Debriefing Advocates Respond

 

In response to these findings, debriefing advocates have issued two responses (Everly and Mitchell, 1999; Mitchell, 2003). First, they have cited other studies that they believe confirm the efficacy of debriefing. Unfortunately, every one of these studies (none RCTs) is methodologically flawed, and most of them are so weak as to render their findings uninterpretable (for a review, see McNally et al. [2003]).

Second, they have argued that the negative studies lack probative import and are irrelevant to how debriefing is conducted in actual practice.
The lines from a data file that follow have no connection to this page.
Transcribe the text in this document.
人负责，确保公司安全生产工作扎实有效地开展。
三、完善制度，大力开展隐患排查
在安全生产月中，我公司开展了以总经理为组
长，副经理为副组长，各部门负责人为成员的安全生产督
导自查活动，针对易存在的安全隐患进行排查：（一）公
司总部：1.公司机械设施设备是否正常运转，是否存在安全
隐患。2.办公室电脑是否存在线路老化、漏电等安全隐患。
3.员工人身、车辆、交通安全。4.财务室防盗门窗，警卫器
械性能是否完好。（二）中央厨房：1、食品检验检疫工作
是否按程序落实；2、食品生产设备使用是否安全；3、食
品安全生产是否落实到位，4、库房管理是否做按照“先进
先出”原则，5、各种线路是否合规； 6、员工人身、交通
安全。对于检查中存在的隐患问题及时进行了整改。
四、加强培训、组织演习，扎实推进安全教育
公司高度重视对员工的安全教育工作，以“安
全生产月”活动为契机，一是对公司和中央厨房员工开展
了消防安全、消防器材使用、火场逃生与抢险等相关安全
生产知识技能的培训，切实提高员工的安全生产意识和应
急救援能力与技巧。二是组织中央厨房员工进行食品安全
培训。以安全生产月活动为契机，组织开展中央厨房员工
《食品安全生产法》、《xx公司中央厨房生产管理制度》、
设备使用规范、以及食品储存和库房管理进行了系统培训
The main critiques against the negative studies are:

     

     

  • They use one-on-one debriefing, not group debriefing;

     

     

  • Inappropriate measures have been used to evaluate the efficacy of debriefing;

     

     

  • People directly exposed to trauma (primary victims) have been studied, rather than the emergency service personnel for whom CISD was originally developed;

     

     

  • Negative studies depart from approved protocol in ways that render the findings irrelevant; and

     

     

  • Critical Incident Stress Debriefing must not be evaluated on its own but only in the context of a comprehensive Critical Incident Stress Management (CISM) program.